Chinese-Controlled CNOOC In Deep Doo-Doo In Canada -- July 23, 2015

This is being reported in The Wall Street Journal today:
China’s Cnooc Ltd. knew it was buying into trouble when it acquired Canada’s Nexen Inc. in 2013. It is now finding out just how much.
Weeks after the state-controlled oil company bought Nexen for $15 billion, its executives were in Calgary with a blunt message for the Canadian company, which had struggled for years to extract crude from the oil sands in the Alberta wilderness.
Two years later, Cnooc is still trying to fix Nexen, its troubles compounded by low crude prices.
And now Cnooc must explain an oil spill: This month, a pipeline Nexen installed last year ruptured, spilling nearly 31,500 barrels of a mixture of crude oil, wastewater and sand in northern Alberta.
The nice thing about this article is it helps me sort out the three big Chinese oil companies: CNOOC, Sinopec, and China National Petroleum Corp.

Back to CNOOC:
Buying Nexen appeared to fulfill the Chinese conglomerate’s three-decade mission to become a global oil company. Nexen gave Cnooc stakes in:
  • Canada’s oil sands; 
  • North Sea wells off Scotland; 
  • Yemen; and, 
  • an increased Gulf of Mexico presence.

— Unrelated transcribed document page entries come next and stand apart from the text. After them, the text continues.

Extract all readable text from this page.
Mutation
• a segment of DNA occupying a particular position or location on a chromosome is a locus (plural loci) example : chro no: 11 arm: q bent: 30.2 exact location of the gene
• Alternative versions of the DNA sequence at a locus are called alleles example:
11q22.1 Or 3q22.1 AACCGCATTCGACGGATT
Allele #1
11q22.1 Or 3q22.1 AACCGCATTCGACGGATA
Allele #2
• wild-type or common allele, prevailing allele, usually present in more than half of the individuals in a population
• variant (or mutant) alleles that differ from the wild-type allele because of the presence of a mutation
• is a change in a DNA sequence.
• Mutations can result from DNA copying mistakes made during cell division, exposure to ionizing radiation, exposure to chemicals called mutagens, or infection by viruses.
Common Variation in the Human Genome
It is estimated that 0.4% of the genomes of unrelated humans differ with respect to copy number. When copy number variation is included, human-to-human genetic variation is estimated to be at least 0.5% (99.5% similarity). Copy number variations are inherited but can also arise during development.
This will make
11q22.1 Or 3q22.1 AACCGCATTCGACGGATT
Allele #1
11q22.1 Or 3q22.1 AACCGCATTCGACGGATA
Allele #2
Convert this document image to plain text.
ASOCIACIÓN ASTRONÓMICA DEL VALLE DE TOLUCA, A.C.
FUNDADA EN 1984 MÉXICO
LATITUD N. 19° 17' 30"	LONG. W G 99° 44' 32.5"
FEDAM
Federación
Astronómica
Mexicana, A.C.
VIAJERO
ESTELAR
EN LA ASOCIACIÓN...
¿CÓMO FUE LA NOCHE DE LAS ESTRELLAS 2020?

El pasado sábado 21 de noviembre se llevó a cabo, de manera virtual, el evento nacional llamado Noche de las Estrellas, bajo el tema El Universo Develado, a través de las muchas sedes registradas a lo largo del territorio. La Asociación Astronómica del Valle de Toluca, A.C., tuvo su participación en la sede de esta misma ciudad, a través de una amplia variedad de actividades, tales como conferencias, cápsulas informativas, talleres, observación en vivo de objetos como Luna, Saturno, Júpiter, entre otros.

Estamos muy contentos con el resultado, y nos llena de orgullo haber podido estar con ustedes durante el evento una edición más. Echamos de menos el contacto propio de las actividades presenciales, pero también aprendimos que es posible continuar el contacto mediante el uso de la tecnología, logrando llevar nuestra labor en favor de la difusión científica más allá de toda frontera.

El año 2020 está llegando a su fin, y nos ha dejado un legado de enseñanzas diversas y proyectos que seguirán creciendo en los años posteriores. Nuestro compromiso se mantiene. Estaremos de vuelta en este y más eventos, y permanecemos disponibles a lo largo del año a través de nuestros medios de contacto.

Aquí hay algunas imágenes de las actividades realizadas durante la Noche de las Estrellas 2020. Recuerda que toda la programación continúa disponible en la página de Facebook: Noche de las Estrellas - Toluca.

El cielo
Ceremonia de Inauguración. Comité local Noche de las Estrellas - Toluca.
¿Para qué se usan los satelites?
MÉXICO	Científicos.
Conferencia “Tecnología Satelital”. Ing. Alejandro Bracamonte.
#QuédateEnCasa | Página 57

Call me naive but every one of those appear to have been a bad investment:
  • besides cost of extraction, oil from Canadian oil sands is landlocked with no Keystone XL
  • recent news regarding UK off-shore wells is not good
  • Yemen? what more needs to be said?
  • Gulf of Mexico: with $50 oil, not economic and huge environmental risks
Not only that, but:
Nexen was the highest-priced of those acquisitions, and its Canada project shows how wrong some of those bets have gone. Its oil-sands project, called Long Lake, is one of the least productive oil-sands operations in northern Alberta—Canada’s oil-sands center—based on key benchmark measurements, according to BMO Capital Markets, Bank of Montreal’s investment-banking unit.
Back to the spill:
The spill [31,000 bbls] is among the largest onshore in recent years.
By contrast, a 2010 leak that flowed into Michigan’s Kalamazoo River was estimated at 20,000 barrels. Nexen’s spill has been contained to a field along the pipeline and hasn’t contaminated water sources.
The pipeline may have been leaking for up to two weeks before the leak was detected after it returned to service on June 29 following routine maintenance.
The leak shut production of some 9,000 barrels a day.
Nexen was already weighing on Cnooc’s bottom line. Cnooc has pledged to cut capital expenditures around 30% this year, after reporting nearly $700 million in impairment losses for 2014 that it blamed on operations in North America and the North Sea. Its energy-sales revenue fell 40% in the first quarter.